## Auslesen der Dateien ##

DataExtractor versucht, zip Dateien aus dem ersten Verzeichnis in das zweite Verzeichnis zu extrahieren. Wenn die Dateien aber bereits extrahiert im ersten Ordner liegen, werden die Dateien von dort direkt zu einem DataFrame eingelesen.

In [3]:
from ML_Preparation.Preprocessing_M import DataExtractor, DataPreprocessing

de = DataExtractor("CO2_sensor_data", "CO2_sensor_data/extracted_data")

df = de.create_df()

Extracted hka-aqm-m.tar in CO2_sensor_data/extracted_data
File hka-aqm-m.tar has been deleted.
Read data successfully.
Data contains 979166 data points and 18 columns.


## Preprocessing ##

df_preprocessed := Datensatz mit Wetterdaten und Jahreszeiten

df_preprocessed_without_weather := Datensatz ohne Wetterdaten, aber mit Jahreszeiten

df_preprocessed_without_seasons := Datensatz mit Wetterdaten, aber ohne Jahreszeiten

In [4]:
label = "CO2"

dp = DataPreprocessing(label = label)

df_preprocessed = dp.preprocess_df(df, rolling_window = "3d", sample_time = "1d")
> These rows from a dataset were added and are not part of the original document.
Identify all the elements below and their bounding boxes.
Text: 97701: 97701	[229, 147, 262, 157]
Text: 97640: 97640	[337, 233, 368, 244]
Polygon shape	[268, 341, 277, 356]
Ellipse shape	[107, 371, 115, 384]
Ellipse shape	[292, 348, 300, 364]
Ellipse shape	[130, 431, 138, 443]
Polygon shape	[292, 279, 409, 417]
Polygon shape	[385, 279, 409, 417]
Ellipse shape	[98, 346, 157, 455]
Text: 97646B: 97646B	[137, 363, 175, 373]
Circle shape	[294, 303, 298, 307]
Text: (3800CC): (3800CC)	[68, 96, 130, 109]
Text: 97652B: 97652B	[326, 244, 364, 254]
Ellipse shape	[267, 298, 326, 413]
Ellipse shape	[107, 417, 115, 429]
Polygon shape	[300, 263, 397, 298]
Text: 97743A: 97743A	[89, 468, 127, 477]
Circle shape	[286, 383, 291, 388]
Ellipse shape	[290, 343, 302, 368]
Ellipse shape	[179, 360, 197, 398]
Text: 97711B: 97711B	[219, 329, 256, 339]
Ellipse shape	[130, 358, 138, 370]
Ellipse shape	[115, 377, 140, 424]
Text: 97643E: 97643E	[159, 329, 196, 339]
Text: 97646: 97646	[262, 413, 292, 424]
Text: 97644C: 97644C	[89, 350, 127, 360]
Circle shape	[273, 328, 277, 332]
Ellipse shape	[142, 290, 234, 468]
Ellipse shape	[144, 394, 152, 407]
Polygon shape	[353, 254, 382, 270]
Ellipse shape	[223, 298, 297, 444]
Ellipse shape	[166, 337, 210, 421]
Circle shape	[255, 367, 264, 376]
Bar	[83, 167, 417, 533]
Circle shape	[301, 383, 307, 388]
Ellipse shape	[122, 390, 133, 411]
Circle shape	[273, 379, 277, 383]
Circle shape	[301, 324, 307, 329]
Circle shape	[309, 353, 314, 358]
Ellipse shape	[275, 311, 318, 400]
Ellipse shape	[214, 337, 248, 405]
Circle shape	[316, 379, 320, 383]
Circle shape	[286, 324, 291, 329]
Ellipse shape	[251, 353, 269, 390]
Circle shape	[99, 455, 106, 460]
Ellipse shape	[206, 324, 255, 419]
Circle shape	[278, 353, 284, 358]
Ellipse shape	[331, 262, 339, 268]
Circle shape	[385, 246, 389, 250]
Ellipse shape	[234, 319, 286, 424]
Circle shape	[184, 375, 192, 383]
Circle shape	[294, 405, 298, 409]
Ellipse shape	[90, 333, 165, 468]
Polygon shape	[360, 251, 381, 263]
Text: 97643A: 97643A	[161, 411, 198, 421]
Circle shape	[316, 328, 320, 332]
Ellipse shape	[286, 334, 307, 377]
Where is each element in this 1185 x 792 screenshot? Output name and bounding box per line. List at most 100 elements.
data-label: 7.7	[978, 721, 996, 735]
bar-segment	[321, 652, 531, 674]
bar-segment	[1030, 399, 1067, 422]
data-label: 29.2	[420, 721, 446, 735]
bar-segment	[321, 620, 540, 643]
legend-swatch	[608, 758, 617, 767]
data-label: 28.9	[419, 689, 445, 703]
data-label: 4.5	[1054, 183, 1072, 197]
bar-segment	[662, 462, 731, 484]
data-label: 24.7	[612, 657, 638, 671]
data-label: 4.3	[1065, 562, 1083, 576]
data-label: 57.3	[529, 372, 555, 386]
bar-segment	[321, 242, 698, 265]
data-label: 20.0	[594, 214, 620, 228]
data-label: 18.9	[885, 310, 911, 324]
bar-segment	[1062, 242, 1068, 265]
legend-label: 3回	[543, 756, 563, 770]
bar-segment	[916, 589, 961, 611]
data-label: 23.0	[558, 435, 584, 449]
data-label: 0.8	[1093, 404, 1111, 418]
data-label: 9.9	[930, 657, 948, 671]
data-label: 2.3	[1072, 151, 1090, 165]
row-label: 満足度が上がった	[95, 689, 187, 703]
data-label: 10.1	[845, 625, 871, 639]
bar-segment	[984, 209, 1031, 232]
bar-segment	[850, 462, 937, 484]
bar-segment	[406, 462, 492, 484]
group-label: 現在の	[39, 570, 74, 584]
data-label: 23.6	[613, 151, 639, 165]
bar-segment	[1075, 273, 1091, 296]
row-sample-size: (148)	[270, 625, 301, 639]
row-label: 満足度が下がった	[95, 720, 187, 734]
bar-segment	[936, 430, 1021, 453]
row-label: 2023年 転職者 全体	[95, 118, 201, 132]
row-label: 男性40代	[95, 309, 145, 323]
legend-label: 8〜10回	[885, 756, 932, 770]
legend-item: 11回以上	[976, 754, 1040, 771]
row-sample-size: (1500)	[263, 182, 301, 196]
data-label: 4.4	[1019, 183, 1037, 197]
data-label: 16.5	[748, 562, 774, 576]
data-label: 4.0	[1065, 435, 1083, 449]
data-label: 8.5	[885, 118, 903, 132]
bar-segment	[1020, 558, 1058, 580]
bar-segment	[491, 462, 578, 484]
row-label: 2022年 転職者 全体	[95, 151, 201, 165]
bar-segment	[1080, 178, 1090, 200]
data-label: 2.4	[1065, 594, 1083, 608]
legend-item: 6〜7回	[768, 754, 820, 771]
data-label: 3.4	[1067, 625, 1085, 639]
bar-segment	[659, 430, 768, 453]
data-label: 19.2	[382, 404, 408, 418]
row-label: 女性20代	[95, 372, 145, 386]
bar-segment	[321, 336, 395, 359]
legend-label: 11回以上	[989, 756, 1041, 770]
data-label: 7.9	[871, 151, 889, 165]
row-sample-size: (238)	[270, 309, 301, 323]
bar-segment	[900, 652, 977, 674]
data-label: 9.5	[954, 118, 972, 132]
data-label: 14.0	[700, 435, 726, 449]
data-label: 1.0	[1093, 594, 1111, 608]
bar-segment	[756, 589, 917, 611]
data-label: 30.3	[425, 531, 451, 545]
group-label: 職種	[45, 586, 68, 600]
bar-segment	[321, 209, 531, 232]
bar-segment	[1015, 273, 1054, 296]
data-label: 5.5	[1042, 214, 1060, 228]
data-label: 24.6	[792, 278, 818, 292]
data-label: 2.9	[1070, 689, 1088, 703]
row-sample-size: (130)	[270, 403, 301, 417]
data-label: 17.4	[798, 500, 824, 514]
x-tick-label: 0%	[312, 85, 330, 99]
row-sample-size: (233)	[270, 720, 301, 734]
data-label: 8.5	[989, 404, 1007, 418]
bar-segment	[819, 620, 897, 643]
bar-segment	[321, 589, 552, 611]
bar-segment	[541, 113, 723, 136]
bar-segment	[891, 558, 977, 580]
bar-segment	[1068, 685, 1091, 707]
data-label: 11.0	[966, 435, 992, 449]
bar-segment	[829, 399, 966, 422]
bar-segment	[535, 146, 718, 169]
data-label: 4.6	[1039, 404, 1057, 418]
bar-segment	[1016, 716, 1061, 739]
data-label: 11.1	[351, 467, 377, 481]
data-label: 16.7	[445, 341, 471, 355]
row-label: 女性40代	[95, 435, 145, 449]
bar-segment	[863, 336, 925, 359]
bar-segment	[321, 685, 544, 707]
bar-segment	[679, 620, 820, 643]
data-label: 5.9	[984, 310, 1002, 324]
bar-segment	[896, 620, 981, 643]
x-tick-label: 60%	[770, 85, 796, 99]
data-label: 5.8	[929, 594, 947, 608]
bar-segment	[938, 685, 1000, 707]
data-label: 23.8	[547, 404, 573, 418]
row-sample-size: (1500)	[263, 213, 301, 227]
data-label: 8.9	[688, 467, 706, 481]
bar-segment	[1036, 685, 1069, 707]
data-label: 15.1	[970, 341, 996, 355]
Number of outliers detected: -73438
Number of normal samples detected: 905728


In [5]:
df_preprocessed.columns

Index(['date_time', 'tmp', 'hum', 'CO2', 'VOC', 'vis', 'IR', 'BLE', 'tavg',
       'tmin', 'tmax', 'wdir', 'wspd', 'wpgt', 'pres', 'room_number',
       'tmp_diff', 'hum_diff', 'VOC_diff', 'vis_diff', 'IR_diff', 'BLE_diff',
       'tavg_diff', 'tmin_diff', 'tmax_diff', 'wdir_diff', 'wspd_diff',
       'wpgt_diff', 'pres_diff', 'year', 'dayofweek', 'hour', 'season',
       'VOC_CO2_ratio'],
      dtype='object')

In [6]:
df_preprocessed_without_weather = df_preprocessed.drop(columns = ['tavg',
       'tmin', 'tmax', 'wdir', 'wspd', 'wpgt', 'pres',  'tavg_diff', 'tmin_diff', 'tmax_diff', 'wdir_diff', 'wspd_diff',
       'wpgt_diff', 'pres_diff'], axis = 1)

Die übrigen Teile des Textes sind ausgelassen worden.